Certo dia um intruso se aproxima
do que tinham de mais sagrado, a união. E para defender-se aciona seu manto que
imediatamente aprisiona o intruso com madrepérola, formando uma jóia mais
valorizada pelos humanos do que no mundo marinho.
Acontece que o que os humanos
chamam de jóia é motivo de grande dor e sofrimento no mundo marinho,
especificamente para os moluscos e nesse caso específico para a Ostra Otra.
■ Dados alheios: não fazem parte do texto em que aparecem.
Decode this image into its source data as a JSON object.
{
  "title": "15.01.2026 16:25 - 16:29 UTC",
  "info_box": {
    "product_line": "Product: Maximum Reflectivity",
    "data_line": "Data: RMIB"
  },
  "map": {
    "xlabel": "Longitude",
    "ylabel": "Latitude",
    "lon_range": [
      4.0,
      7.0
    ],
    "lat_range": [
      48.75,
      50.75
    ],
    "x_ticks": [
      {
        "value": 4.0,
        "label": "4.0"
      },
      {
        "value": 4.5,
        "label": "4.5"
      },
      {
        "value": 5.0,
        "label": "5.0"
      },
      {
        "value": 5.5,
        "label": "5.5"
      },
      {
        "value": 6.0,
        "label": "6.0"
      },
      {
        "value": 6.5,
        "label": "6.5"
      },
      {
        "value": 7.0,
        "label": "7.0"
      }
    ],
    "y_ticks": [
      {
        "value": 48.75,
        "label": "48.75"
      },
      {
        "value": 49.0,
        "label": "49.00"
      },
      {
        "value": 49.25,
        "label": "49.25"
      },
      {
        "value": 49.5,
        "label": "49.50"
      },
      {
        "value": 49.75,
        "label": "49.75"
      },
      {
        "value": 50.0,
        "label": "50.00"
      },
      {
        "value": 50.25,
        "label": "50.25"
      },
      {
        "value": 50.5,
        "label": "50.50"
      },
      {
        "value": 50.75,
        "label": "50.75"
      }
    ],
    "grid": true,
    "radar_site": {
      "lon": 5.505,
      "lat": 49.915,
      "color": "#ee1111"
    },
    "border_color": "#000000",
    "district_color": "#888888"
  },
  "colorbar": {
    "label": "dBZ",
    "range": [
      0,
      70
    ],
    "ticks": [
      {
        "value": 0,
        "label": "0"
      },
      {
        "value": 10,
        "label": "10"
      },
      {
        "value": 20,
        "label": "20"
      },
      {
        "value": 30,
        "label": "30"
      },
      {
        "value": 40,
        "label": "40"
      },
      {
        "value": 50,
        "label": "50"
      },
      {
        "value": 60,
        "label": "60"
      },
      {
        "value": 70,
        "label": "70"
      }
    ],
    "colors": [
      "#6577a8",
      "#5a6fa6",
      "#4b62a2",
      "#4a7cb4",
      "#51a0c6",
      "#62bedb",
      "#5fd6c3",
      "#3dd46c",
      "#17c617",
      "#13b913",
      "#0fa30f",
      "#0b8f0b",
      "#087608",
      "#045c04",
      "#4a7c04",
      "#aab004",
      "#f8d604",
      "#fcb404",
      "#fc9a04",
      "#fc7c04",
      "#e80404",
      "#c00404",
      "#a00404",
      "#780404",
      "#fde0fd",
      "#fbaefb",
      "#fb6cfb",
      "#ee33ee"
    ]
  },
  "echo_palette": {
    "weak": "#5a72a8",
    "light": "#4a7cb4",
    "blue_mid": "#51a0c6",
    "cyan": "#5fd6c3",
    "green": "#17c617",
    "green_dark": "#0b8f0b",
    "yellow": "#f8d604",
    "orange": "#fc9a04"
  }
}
Otra era uma ostra feliz, vivia há
anos nas profundezas do mar e era reconhecida por não deixar que seres estranhos
adentrasse seu interior. Era muito comum ouvi-la dizer para seus amigos ‘posso
ensiná-lo a se proteger, mas não te proteger, pois cada um deve fazer por si’.
E assim corria os dias, meses e anos, sem que Otra fosse atingida por qualquer
fator externo. Suas amigas embora a ouvissem, não a escutavam e por vezes diziam
‘como você saberá se não experimentar?’ ‘Será que proteger-se é esconder-se?’ ‘Não
viver o que as coisas do mar querem ensinar, não seria uma afronta ao intempestivo
Poseidon?’
Certo dia refletia, aliás, pela
primeira vez, sobre o que suas amigas cansavam de falar. ‘E se elas tiverem
razão?’ ‘Como saberei a hora de me abrir? ‘Será que um dia vou me abrir de
verdade?’ E num ímpeto forte, sentiu esvaziar-se, de um jeito que nunca havia
sentindo. Como se uma sensação de dor e prazer a preenchesse. Ao mesmo tempo em
que se esforçava para afastar-se da dor, um súbito prazer a preenchia. Num
estado de êxtase percebeu que não estava só e que dentro de si crescia o objeto
de todo aquele prazer... dor... prazer!
Pensou ‘como poderia sentir
sensações tão díspares e complementares ao mesmo tempo?’ ‘É impossível?’. E
naquele momento acordou de um sonho, que percebeu, arrebatador e escolheu viver
na sua comunidade, partilhando de sensações intrínsecas as ostras produtivas.